Düsterer Machtkampf: ‚Leviathan‘ von Andrey Zvyagintsev****

Ein Küstenort mit Hafen und Fischfabrik im Norden Russlands an der Berentssee. Schroffe Felsenklippen, staubige Landstraßen. Kolja (Aleksey Serebryakov) betreibt eine kleine Autowerksatt im Keller seines Hauses, das in der Nähe einer langen Brücke über einen Meereszufluß liegt. Doch der raffgierige Bürgermeister (Roman Madyanov) will Haus und Grundstück enteignen, angeblich zugunsten eines gemeinnützigen Projektes. Kolja wehrt sich vor Gericht, verliert und auch sein Widerspurch wird bürokratisch abgelehnt. Er bittet seinen Freund Dimitri (Vladimir Vdovichenkov), einen angesehenen Anwalt aus Moskau, um Hilfe. Als auch dessen Eingaben und Anträge von der Justiz abgeschmettert werden, versuchen Kolja und Dimitri, der entsprechende Unterlagen in Moskau zusammengetragen hat, den Bürgermeister mit dessen dubioser Vergangenheit zu erpressen. Doch der schlägt brutal zurück: Dimitri wird körperlich mißhandelt und flieht zurück nach Moskau. Auch in Koljas kleiner Familie kommt es zur Katastrophe, als er entdecken muß, dass seine (zweite) Frau Lilia (Elena Lyadoa) ein kurzes Verhältnis mit Dimitri unterhalten hat und der halbwüchsiger Sohn Roma (Sergey Pokhadaev) sich offen gegen seine (Stief-)Mutter stellt.
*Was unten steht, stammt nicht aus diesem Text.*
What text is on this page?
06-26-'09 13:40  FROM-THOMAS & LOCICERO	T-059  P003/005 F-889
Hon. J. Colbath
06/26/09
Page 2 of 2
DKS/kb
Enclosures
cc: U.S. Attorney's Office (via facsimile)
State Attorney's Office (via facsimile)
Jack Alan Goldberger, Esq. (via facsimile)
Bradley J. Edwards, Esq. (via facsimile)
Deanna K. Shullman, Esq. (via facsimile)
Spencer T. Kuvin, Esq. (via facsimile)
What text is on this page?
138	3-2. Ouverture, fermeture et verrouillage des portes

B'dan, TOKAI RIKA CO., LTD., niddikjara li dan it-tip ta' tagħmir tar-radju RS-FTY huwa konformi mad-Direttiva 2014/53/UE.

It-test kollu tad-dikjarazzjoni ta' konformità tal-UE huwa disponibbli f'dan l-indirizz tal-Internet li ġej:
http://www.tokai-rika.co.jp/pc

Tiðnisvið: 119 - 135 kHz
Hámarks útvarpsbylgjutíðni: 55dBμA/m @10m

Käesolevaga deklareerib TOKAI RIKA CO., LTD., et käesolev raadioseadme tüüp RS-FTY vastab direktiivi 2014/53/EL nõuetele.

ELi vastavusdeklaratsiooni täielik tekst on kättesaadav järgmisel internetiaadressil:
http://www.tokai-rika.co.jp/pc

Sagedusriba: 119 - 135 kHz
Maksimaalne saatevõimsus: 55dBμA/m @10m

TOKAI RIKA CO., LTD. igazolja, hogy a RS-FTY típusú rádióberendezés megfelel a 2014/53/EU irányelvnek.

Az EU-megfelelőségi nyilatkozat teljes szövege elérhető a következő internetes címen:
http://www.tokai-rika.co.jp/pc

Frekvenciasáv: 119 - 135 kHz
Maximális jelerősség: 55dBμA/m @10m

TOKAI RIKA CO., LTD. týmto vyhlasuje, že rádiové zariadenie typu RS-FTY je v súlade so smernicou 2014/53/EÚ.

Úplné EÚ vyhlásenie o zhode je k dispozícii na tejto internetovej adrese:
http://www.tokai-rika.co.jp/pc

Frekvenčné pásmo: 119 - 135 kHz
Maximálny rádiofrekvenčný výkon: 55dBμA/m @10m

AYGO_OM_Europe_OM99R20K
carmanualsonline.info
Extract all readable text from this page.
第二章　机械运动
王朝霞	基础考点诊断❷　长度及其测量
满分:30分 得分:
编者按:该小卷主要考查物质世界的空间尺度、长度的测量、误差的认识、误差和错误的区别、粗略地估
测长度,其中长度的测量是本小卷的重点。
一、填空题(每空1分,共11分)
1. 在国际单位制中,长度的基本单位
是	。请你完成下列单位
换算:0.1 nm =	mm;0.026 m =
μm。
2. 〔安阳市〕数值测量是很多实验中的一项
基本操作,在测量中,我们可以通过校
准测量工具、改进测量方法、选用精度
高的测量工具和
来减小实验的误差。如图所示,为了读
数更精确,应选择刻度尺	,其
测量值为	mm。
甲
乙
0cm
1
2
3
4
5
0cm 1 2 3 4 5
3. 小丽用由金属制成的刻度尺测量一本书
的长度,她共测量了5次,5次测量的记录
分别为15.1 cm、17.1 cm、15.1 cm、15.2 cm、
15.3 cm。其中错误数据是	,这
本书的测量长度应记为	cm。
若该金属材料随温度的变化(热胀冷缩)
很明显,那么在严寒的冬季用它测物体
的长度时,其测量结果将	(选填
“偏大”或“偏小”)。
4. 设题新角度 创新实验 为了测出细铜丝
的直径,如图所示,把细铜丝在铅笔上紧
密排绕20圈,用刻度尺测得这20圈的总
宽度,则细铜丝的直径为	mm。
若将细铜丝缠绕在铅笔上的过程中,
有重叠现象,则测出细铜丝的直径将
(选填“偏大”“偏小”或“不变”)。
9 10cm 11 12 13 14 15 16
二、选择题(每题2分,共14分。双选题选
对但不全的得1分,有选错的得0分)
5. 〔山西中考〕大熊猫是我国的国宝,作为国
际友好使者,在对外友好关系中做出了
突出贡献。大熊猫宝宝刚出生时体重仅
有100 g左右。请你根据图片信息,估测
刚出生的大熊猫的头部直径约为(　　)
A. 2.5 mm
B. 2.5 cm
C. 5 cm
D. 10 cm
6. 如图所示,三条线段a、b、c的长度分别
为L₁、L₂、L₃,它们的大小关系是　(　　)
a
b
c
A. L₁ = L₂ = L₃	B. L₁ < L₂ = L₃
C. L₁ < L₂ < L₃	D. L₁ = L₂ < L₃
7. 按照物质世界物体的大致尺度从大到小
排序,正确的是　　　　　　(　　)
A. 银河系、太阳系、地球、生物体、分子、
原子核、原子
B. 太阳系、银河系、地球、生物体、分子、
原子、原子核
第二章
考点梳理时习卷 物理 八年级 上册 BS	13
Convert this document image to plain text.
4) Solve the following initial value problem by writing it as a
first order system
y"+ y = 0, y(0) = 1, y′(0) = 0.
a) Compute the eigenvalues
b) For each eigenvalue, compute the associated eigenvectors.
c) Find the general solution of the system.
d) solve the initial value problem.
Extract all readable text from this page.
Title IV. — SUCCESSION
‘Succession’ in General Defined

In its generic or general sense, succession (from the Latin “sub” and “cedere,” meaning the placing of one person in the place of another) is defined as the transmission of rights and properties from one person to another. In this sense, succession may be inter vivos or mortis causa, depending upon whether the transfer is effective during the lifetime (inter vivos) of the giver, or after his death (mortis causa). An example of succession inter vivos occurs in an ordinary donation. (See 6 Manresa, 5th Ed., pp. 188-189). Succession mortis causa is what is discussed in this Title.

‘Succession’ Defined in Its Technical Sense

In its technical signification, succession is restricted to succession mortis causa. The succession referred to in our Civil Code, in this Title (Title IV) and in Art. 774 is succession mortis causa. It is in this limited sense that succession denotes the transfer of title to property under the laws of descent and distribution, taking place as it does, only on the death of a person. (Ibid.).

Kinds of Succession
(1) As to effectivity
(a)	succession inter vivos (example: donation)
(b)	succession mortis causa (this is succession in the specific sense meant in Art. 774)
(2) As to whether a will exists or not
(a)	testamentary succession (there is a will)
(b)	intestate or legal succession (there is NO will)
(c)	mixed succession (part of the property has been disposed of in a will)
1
Elena verschwindet, wird einige Tage später als Leiche aus dem Meer gefischt, wobei offen bleibt: Unfall, Selbsttötung oder Mord.  Kolja wird jedoch durch Indizien (falschen oder echten?) als ihr angeblicher Mörder verurteilt und sein Haus eingerissen – der Bürgermeister, immer im Verbund mit Polizei, Justiz und Kirche, hat sein Ziel erreicht.
Der russische Regisseur Andrey Zvyagintsev erzählt diesen düster-traurigen Machtkampf zwischen Bürger und Staat vor grandioser, fast bedrohlicher Naturkulisse: den kargen, rauhen Küstenlandschaften, den meist tiefhängenden Wolken und dem starken, ständigen Brausen des Meeres. Die Menschen leben in bescheidenen Verhältnissen, auch wenn Autos und Smartphones selbstverständlich sind. Der ärmliche Alltag wird bestimmt, geregelt und überwacht von der staatlichen Verwaltung, der Polizei und Justiz, Korruption spielt dabei die wichtigste Rolle.
Wer sich fügt, der überlebt, wer widerspricht, geht unter.
Geschickt balanciert der Film zwischen politischen und privaten Verhältnissen, so daß er nicht als platte Parabel auf den heutigen Staat Putins gelesen werden kann, dessen Konterfei in allen Amtsstuben präsent ist. Doch der deprimierende Schluß, in dem die Gemeinheit des Bürgermeisters, die Willfähigkeit und Unterwürfigkeit von Koljas und Elenas angeblichen Freunden sowie die fatal-zwielichtige Macht der Kirche triumphieren und allgemein akzeptiert werden, zeigt die scharfe Kritik und Abrechnung des Regisseurs (und wohl auch seines hervorragenden Darstellerteams) mit Staat und Gesellschaft im gegenwärtigen Russland.
Das bleiche Knochen-Skelett eines reisigen Walfischs im flachen Wasser, der halbwüchsiche Sohn auf einen Felsenbrocken daneben, das Gesicht in den Händen verborgen: eines der starken Bilder, die die Verknöcherung einer Gesellschaft und die Hoffnungslosigkeit der Jugend ebenso deutlich werden lassen wie sie von der allgegenwärtigen Übermacht des Staates erzählen, dem bedrückenden Reich des modernen „Leviathan“.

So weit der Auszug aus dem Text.